UMHB vs. Texas Lutheran

Mary Hardin-Baylor linebacker Andy McAteer (48) chases Texas Lutheran quarterback Brent Peavy during the second quarter Saturday at Tiger Field in Belton.


BELTON — Typically, Mary Hardin-Baylor can credit its high-powered offense for victories.

Against Texas Lutheran, however, a series of first-half defensive stands led to a Crusaders’ win.

No. 2 Mary Hardin-Baylor traditionally jumps out on its opposition early, outscoring opponents 130-41 in the first half of its first four games, but after building a 21-7 lead in the opening quarter against the Bulldogs, the offense hit a wall.

Luckily, the Crusaders’ defense shut out Texas Lutheran in the second quarter, and the offense returned to form in the second half, scoring 21 unanswered points after the break en route to a 49-31 victory.

“(The second-quarter defensive performance) was big, and we had to come up with some stops,” said Mary Hardin-Baylor head coach Pete Fredenburg. “But I think if you ask our players, they would be disappointed that we didn’t do what we wanted to do in the first half.”

Crusaders quarterback LiDarral Bailey, who finished with over 300 yards of total offense, agreed.

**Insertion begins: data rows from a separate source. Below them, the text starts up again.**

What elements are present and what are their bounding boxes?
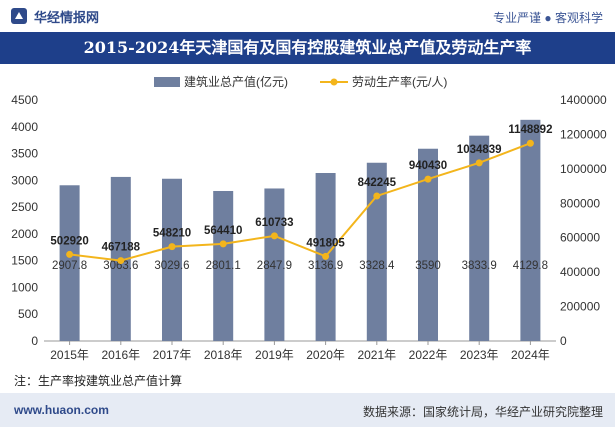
bar-value-label: 3136.9 <box>308 260 343 272</box>
x-tick-label: 2021年 <box>357 348 396 362</box>
line-point <box>475 159 483 167</box>
line-value-label: 491805 <box>306 237 345 249</box>
y-left-tick-label: 1500 <box>11 254 38 268</box>
bar-value-label: 3328.4 <box>359 260 395 272</box>
y-right-tick-label: 1200000 <box>560 127 607 141</box>
logo-text: 华经情报网 <box>34 9 100 25</box>
line-value-label: 564410 <box>204 225 242 237</box>
y-right-tick-label: 400000 <box>560 265 600 279</box>
line-point <box>66 250 74 258</box>
line-point <box>526 139 534 147</box>
site-link[interactable]: www.huaon.com <box>14 403 109 417</box>
x-tick-label: 2017年 <box>153 348 192 362</box>
bar <box>213 190 234 341</box>
line-point <box>168 243 176 251</box>
y-right-tick-label: 200000 <box>560 300 600 314</box>
x-tick-label: 2024年 <box>511 348 550 362</box>
tagline: 专业严谨 ● 客观科学 <box>493 11 603 25</box>
line-point <box>219 240 227 248</box>
bar-value-label: 4129.8 <box>513 260 548 272</box>
line-value-label: 548210 <box>153 228 191 240</box>
x-tick-label: 2015年 <box>50 348 89 362</box>
line-point <box>424 175 432 183</box>
line-series <box>66 139 534 265</box>
axes: 0 500 1000 1500 2000 2500 3000 3500 4000 4500 0 200… <box>11 93 607 362</box>
line-value-label: 467188 <box>102 242 141 254</box>
footer: www.huaon.com 数据来源：国家统计局，华经产业研究院整理 <box>0 393 615 427</box>
line-value-label: 502920 <box>50 235 88 247</box>
x-tick-label: 2016年 <box>101 348 140 362</box>
y-left-tick-label: 4500 <box>11 93 38 107</box>
bar <box>469 135 490 341</box>
y-right-tick-label: 800000 <box>560 196 600 210</box>
footnote: 注：生产率按建筑业总产值计算 <box>14 374 183 388</box>
bar <box>59 185 80 341</box>
legend-swatch-dot <box>330 78 338 86</box>
y-left-tick-label: 3000 <box>11 173 38 187</box>
y-left-tick-label: 2500 <box>11 200 38 214</box>
bar <box>418 148 438 341</box>
line-value-label: 610733 <box>255 217 293 229</box>
line-point <box>322 252 330 260</box>
legend-swatch-bar <box>154 77 180 87</box>
logo: 华经情报网 <box>10 7 99 25</box>
bar-labels: 2907.8 3063.6 3029.6 2801.1 2847.9 3136.9 3328… <box>52 260 548 272</box>
x-tick-label: 2022年 <box>409 348 448 362</box>
bar-value-label: 3833.9 <box>462 260 497 272</box>
legend-label-bar: 建筑业总产值(亿元) <box>184 74 288 89</box>
line-value-label: 1034839 <box>457 144 502 156</box>
x-tick-label: 2019年 <box>255 348 294 362</box>
y-left-tick-label: 3500 <box>11 147 38 161</box>
bar-value-label: 3029.6 <box>154 260 189 272</box>
y-right-tick-label: 600000 <box>560 231 600 245</box>
chart-title: 2015-2024年天津国有及国有控股建筑业总产值及劳动生产率 <box>83 38 532 57</box>
bar <box>520 119 541 341</box>
bar-value-label: 2847.9 <box>257 260 292 272</box>
line-point <box>270 232 278 240</box>
y-right-tick-label: 0 <box>560 334 567 348</box>
line-value-label: 1148892 <box>508 124 552 136</box>
logo-icon <box>10 7 28 25</box>
bar-value-label: 2801.1 <box>206 260 241 272</box>
line-value-label: 842245 <box>358 177 397 189</box>
bar <box>366 162 387 341</box>
line-point <box>373 192 381 200</box>
y-left-tick-label: 4000 <box>11 120 38 134</box>
y-left-tick-label: 0 <box>31 334 38 348</box>
line-path <box>69 142 531 262</box>
bar <box>264 188 285 341</box>
chart-area: 建筑业总产值(亿元) 劳动生产率(元/人) 0 500 1000 1500 2000 25… <box>11 74 607 362</box>
bar-value-label: 3063.6 <box>103 260 138 272</box>
bar-value-label: 3590 <box>415 260 441 272</box>
legend: 建筑业总产值(亿元) 劳动生产率(元/人) <box>154 74 447 89</box>
line-point <box>117 257 125 265</box>
top-bar: 华经情报网 专业严谨 ● 客观科学 <box>0 0 615 32</box>
x-tick-label: 2018年 <box>204 348 243 362</box>
y-right-tick-label: 1000000 <box>560 162 607 176</box>
y-right-tick-label: 1400000 <box>560 93 607 107</box>
line-labels: 502920 467188 548210 564410 610733 491805 8422… <box>50 124 552 253</box>
bar <box>162 178 182 341</box>
bar-series <box>59 119 541 341</box>
y-left-tick-label: 500 <box>18 307 38 321</box>
x-tick-label: 2020年 <box>306 348 345 362</box>
title-bar: 2015-2024年天津国有及国有控股建筑业总产值及劳动生产率 <box>0 32 615 64</box>
y-left-tick-label: 2000 <box>11 227 38 241</box>
legend-label-line: 劳动生产率(元/人) <box>352 74 447 89</box>
y-left-tick-label: 1000 <box>11 280 38 294</box>
x-tick-label: 2023年 <box>460 348 499 362</box>
bar-value-label: 2907.8 <box>52 260 87 272</box>
line-value-label: 940430 <box>409 160 447 172</box>
data-source: 数据来源：国家统计局，华经产业研究院整理 <box>362 405 603 419</box>
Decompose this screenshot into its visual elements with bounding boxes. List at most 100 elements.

“We know if one side of the ball goes down that we have to pick it up on the other side,” the senior said. “But we had open people (in the first half), I just have to complete the pass.”

Bailey was 11-of-20 for 105 yards in the first half, before going 4 of 6 for 113 yards and a touchdown in limited action in the second half. He also ran for 101 yards and a touchdown.

Prior to the Crusaders’ dominant second half, they experienced both a scoring outburst and a scoring drought in the first two quarters. Freshman running back Michael Carpenter gave the Crusaders (5-0, 2-0 American Southwest Conference) an almost immediate advantage, running for a 52-yard touchdown just 1:16 into the game before pushing the lead to 14-0 less than five minutes later on a 19-yard run.

Texas Lutheran (3-2, 1-1) chopped the lead in half with 7:51 left in the first quarter, using a four-play, 48-yard drive capped off by quarterback Brent Peavy’s 8-yard run to get on the scoreboard.

After combining for three touchdowns within the first eight minutes, the scoring briefly stalled, but Bailey revived it before the quarter’s end, running for a 29-yard score on a quarterback keep with 1:41 left in the period.

With 10:12 remaining in the third quarter, a 56-yard pass from Bailey to Geoff Myles finally initialized a scoring drive for the Crusaders as Elijah Hudson ran for a 21-yard touchdown on the following snap, giving Mary Hardin-Baylor a 28-7 lead.

The score opened the floodgates for the Crusaders, who entered the night with a margin of victory of 26 points per game, as they increased their lead to 28 points before allowing a pair of late scores.

“We started out rough,” Bailey said. “It was just little stuff we didn’t do to get the job done. I have to do a better job of coming out here, leading the team and getting us going from the get go. But, in the second half, I feel like we came out and did a better job.”

Following a Bulldogs’ three-and-out, it took Mary Hardin-Baylor just five plays to cover 57 yards as Bailey found Myles for the Crusaders’ first passing score of the game on a 14-yard completion with 6:45 left in the third quarter. Then, Crusaders defensive back and former Belton standout Brodrick Crain picked off Peavy, and the offense converted it into points as well, going 92 yards in a scoring drive spanning into the fourth quarter, and Hudson reached the end zone for a second time to give his team a 42-7 lead.

Mary Hardin-Baylor’s lead grew to 49-21 before Texas Lutheran kicker Allen Cain connected on an ACS record 59-yard field goal and the Bulldogs added a touchdown in the final 2:03 to help outscore the Crusaders 24-14 in the fourth quarter.

“It left a bad taste in our mouth just because we gave up those touchdowns at the last part,” Fredenburg said. “Our guys didn’t feel real good about that, but there were some bright spots, and we did some good things. We still have to repair some things and get better.”